When it was ratified in 1920, the Nineteenth Amendment to the United States Constitution granted the right to vote to women.
Before that time, some states had passed legislation allowing women to vote, beginning with Wyoming in 1869:
“An Act to Grant to the Women of Wyoming Territory the Right of Suffrage, and to Hold Office.”From General Laws, Memorials and Resolutions of the Territory of Wyoming, Passed at the First Session of the Legislative Assembly,
convened at Cheyenne, October 12th, 1869 (Cheyenne, 1870; Wyo 1 1869). Law Library of Congress.
Be it enacted by the Council and House of Representatives of the Territory of Wyoming:
Sec. 1. That every woman of the age of twenty-one years, residing in this territory, may, at every election to be holden under
the laws thereof, cast her vote. And her rights to the elective franchise and to hold office shall be the same under the election
laws of the territory, as those of electors.
Sec. 2. This act shall take effect and be in force from and after its passage.

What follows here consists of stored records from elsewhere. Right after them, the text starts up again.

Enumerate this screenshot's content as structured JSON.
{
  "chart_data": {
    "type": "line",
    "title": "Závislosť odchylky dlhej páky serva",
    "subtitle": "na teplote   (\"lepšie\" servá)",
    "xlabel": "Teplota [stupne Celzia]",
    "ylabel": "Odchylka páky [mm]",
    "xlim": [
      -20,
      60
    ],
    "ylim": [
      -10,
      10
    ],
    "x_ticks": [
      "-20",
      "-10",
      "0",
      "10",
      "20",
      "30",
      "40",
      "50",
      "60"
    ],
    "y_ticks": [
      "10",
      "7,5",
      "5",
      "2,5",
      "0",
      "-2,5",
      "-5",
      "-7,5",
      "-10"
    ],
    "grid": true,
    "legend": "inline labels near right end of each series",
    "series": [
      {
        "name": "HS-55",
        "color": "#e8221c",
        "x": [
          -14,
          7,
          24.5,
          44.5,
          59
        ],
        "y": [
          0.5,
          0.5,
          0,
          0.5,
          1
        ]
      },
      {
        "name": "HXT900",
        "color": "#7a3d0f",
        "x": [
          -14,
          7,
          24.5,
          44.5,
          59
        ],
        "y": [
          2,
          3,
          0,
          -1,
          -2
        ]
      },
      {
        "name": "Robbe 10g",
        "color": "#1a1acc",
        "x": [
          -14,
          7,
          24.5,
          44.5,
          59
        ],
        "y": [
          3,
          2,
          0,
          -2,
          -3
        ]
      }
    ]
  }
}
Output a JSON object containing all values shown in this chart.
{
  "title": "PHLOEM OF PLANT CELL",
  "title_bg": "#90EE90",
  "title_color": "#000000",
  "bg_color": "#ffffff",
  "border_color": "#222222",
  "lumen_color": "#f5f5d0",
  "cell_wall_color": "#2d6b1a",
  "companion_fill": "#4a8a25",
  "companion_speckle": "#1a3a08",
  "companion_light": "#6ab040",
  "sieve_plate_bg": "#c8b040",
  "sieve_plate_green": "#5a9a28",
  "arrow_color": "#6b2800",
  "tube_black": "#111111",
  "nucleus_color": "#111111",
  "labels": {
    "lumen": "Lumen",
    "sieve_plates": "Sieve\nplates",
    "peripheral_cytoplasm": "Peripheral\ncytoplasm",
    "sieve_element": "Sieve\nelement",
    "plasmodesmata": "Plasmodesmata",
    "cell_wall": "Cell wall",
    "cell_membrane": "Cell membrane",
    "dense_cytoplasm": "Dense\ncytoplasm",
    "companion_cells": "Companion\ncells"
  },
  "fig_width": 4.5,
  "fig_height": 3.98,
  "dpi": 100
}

Western territories such as Colorado [full item], Utah, and California followed Wyoming's example in the years from 1869 to 1911. Women gained limited suffrage rights from
other states and municipalities, such as Kentucky, which gave widows with children the right to vote in school elections as
early as 1838.59
During the women's suffrage movement, New Jersey became a rallying point for the early suffragists in their demonstrations
and court cases. Interestingly, New Jersey had given women who met the enumerated requirements the right to vote in its 1776
constitution:
IV. That all inhabitants of this Colony, of full age, who are worth fifty pounds proclamation money, clear estate in the same,
and have resided within the county in which they claim a vote for twelve months immediately preceding the election, shall
be entitled to vote for Representatives in Council and Assembly; and also for all other public officers, that shall be elected
by the people of the county at large.60
Sixty-four years later, however, the state constitution of 1844 took away those suffrage rights, regardless of a woman's standing,
stating that “One. Every white male citizen of the United States, of the age of twenty-one years, who shall have been a resident
of this State one year . . . .” would be entitled to vote.61
Minor v. Happersett, 1875. Law Library of Congress.
To force the issue of national suffrage, women filed court cases. The case of United States v. Susan B. Anthony was highly publicized.62 When Susan B. Anthony (1820-1906) tried to vote in New York for a member of Congress in 1872, the United States brought criminal
charges against her. The court found Anthony guilty and fined her $100 plus court costs. That same year, Mrs. Virginia Minor
(1824-1894), a Missourian, attempted to register to vote, despite a Missouri statute limiting voting rights to the “male citizen
of the United States.”
Eventually, the U.S. Supreme Court heard Minor's case and decided in favor of the state: “Being unanimously of the opinion
that the Constitution of the United States does not confer the right of suffrage upon any one, and that the constitutions
and laws of the several States which commit that important trust to men alone are not necessarily void, we Affirm the Judgment.”63 Because the various state laws on voting rights were arbitrary, it was necessary for the suffragists to mount a national
effort for securing the franchise. The Nineteenth Amendment gave women some leverage in the electoral process.